Be the Leader No Algorithm Can Replace
In the age of AI, your humanity is your greatest leadership legacy
My dad was a cricketer, an educator, a coach, a mentor. A teacher to many.
When he passed a couple of months ago, over 150 people came to his memorial. Family, friends, former colleagues, people he'd managed, people he'd taught, fellow cricketers, WACA administrators. Writing his eulogy, I was struck by the sheer breadth of a life lived across nearly 90 years. So many achievements. So many people's lives touched.
What people said about him
The things that stuck with me most weren't the awards or the titles. They were the words people used when they described him.
He was a leader who saw potential in others. Someone whose motivation was never his own achievement, it was helping them succeed. He was calm. Fair. Respectful. Emotionally intelligent (even before that was a thing).
The stories I heard kept circling back to the Maya Angelou quote: "People don't remember what you said, but they remember how you made them feel."
No algorithm will ever make someone feel seen. No AI tool will stay in a person's memory decades later as the moment they finally believed in themselves. That kind of impact is irreducibly human, and it's available to every leader, every day.
But I think it goes even further than that. It's not just how he made people feel, it's what they did with that feeling. That's where legacy lives.
The moment that changed a career
One of the women in my dad's team, Val, once worked up the courage to ask his permission to attend a course she was interested in — to complete it during work hours, which was almost unheard of in the 1980s, especially for a woman.
His response was simple: "As long as you get your work done, Val — you're a professional. Go ahead, I trust you to do the right thing."
That sentence changed her life.
The confidence and belief he placed in her became the catalyst for an extraordinary career — a Masters, a PhD, a Professorship. She has credited that moment, that quiet act of trust, as the spark that made her believe she was capable of more.
Their professional relationship became a lifelong friendship built on mutual respect.
The circle of trust
Fast forward to Dad's final years. With his mind clouded by dementia, he couldn't remember her name. He couldn't recall how they knew each other.
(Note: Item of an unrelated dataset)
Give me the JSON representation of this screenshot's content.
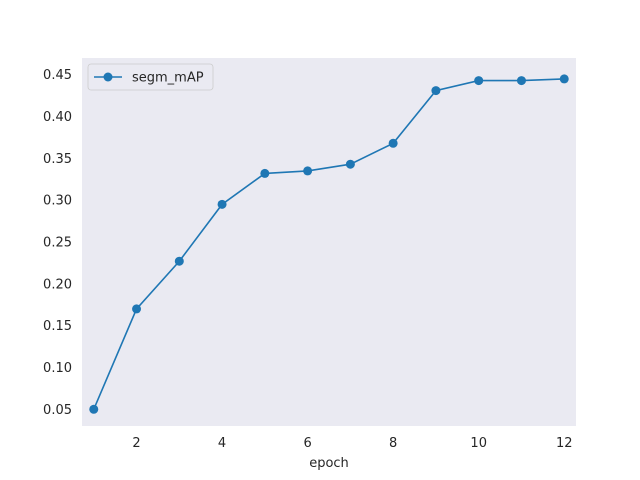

But he knew she was safe. He knew she was trustworthy.
And so it was her — this woman whose career he had quietly helped ignite decades earlier — who was taking him out for coffee in his last years. And at his memorial, she was the one person we asked to speak.
Seeing the potential in others doesn't just change their lives. There is no leadership framework, no performance review system, no AI tool that produces that outcome. Just a person who chose to believe in another person — and watched that choice come back to them in ways they could never have planned.
The things left unsaid
So many people pulled me aside at the memorial to share how Dad's encouragement had shaped them — whether they were struggling with their teaching, navigating something personal, or simply needing someone to believe in them.
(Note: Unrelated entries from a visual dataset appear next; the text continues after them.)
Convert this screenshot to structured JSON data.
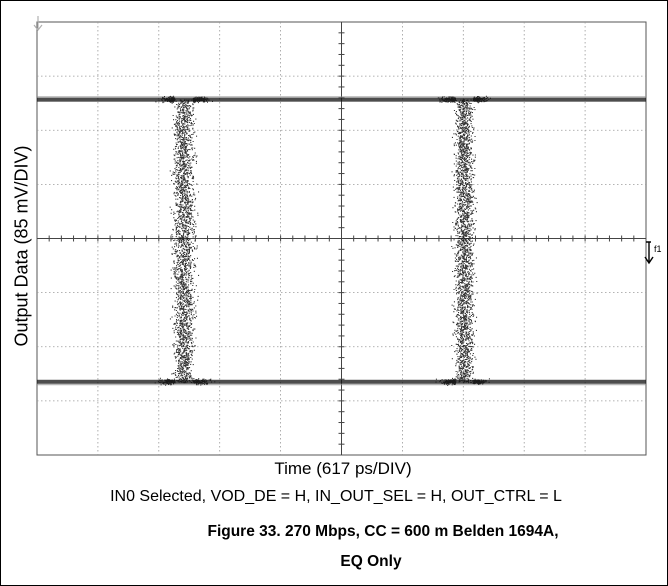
{
  "chart_data": {
    "type": "scatter",
    "plot_kind": "eye diagram (oscilloscope persistence display)",
    "title": "",
    "xlabel": "Time (617 ps/DIV)",
    "ylabel": "Output Data (85 mV/DIV)",
    "x_unit": "ps",
    "y_unit": "mV",
    "x_per_div": 617,
    "y_per_div": 85,
    "x_divisions": 10,
    "y_divisions": 8,
    "xlim": [
      -3085,
      3085
    ],
    "ylim": [
      -340,
      340
    ],
    "grid": true,
    "marker_label": "f1",
    "levels": {
      "high": 218,
      "low": -225
    },
    "crossings": [
      {
        "center": -1600,
        "spread_top": 260,
        "spread_waist": 330
      },
      {
        "center": 1240,
        "spread_top": 250,
        "spread_waist": 300
      }
    ],
    "trace_color": "#111111",
    "grid_color": "#9a9a9a",
    "screen_color": "#ffffff"
  },
  "annotations": {
    "conditions": "IN0 Selected, VOD_DE = H, IN_OUT_SEL = H, OUT_CTRL = L",
    "figure_caption_line1": "Figure 33. 270 Mbps, CC = 600 m Belden 1694A,",
    "figure_caption_line2": "EQ Only"
  }
}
Almost all of them said the same thing: "I never got the chance to tell him."
That has stayed with me.
And so I've made it my mission — a quiet, personal one — to tell the leaders who have positively shaped my life exactly how they did it. Not in vague terms, but specifically. The moment. The words. The impact.
Because they deserve to know and what is the point in me just keeping that information to myself?
A thought for the leaders reading this
We live in an era of extraordinary technological change. AI is reshaping how we work, how we communicate, how decisions get made. The pressure to be faster, more efficient, more data-driven has never been greater.
And yet, when 150 people gather to farewell someone who lived a meaningful life, nobody mentions the productivity metrics. Nobody talks about the efficiency gains. What they talk about is how he made them feel. What he saw in them that they couldn't yet see in themselves.
That is something no technology will ever replicate.
As leaders, our roles carry enormous responsibility. But they carry enormous opportunity too — the opportunity to believe in someone until they believe in themselves. To see the human being, not just the employee. To offer trust before it's been fully earned, and watch what someone does with it.
You may never know which small comment becomes the spark. Which act of confidence becomes the catalyst. Which moment of genuine care plants a seed that grows for decades.
But if you're lucky — if you've shown up with humanity and faith in the people around you — maybe one day, when you need it most, someone you once believed in will show up for you.
Perhaps with a cup of coffee.
What leader in your life deserves to hear the impact they had on you? It's not too late to tell them.